- Murray Location within Connecticut Murray Location within the United States
- Coordinates: 41°11′45″N 73°17′13″W﻿ / ﻿41.19583°N 73.28694°W
- Country: United States
- State: Connecticut
- County: Fairfield
- Town: Fairfield

Area
- • Total: 1.47 sq mi (3.82 km^{2})
- • Land: 1.51 sq mi (3.92 km^{2})
- • Water: 0 sq mi (0.0 km^{2})
- Elevation: 370 ft (110 m)
- Time zone: UTC-5 (Eastern (EST))
- • Summer (DST): UTC-4 (EDT)
- ZIP Code: 06824 (Fairfield)
- Area codes: 203/475
- FIPS code: 09-49720
- GNIS feature ID: 2805957

= Murray, Connecticut =

Census-designated place in Connecticut, United States

Murray is a census-designated place (CDP) in the town of Fairfield, Fairfield County, Connecticut, United States.

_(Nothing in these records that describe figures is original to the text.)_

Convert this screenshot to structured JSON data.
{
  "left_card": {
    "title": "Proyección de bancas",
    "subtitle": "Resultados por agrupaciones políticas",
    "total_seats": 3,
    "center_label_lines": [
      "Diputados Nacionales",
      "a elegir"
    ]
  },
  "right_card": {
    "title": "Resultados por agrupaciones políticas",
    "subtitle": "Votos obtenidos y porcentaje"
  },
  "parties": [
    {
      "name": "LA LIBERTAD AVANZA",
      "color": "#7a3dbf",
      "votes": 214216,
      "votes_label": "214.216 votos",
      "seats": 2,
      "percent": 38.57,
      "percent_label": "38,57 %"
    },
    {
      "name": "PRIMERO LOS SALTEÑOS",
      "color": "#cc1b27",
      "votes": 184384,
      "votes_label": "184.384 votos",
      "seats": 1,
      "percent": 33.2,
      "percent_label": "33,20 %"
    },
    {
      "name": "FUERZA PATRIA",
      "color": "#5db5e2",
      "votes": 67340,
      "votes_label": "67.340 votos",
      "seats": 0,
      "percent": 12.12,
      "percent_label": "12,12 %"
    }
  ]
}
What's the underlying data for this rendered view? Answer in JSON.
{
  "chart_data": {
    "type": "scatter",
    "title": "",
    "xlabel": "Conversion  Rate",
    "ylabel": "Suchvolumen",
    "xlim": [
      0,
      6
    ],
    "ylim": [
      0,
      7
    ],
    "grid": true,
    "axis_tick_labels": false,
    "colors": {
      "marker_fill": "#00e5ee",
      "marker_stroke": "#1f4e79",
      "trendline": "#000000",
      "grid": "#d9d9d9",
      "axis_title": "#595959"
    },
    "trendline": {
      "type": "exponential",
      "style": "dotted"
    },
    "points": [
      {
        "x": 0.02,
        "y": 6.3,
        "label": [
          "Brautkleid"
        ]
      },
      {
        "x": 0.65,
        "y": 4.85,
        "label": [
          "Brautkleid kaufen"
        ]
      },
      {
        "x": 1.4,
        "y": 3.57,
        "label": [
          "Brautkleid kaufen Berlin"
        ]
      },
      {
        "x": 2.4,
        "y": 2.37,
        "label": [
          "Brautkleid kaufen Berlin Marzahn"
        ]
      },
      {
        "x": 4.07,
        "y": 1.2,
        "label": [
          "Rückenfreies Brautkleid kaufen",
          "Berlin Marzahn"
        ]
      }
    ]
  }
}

As of the 2020 census, Murray had a population of 848. It is in the northern part of Fairfield, with Burr Street running north–south through the center of the CDP. The Merritt Parkway crosses the CDP from east to west, with access from Exit 28 (CT 58, Black Rock Turnpike) at the eastern edge of the community.

Murray was first listed as a CDP prior to the 2020 census.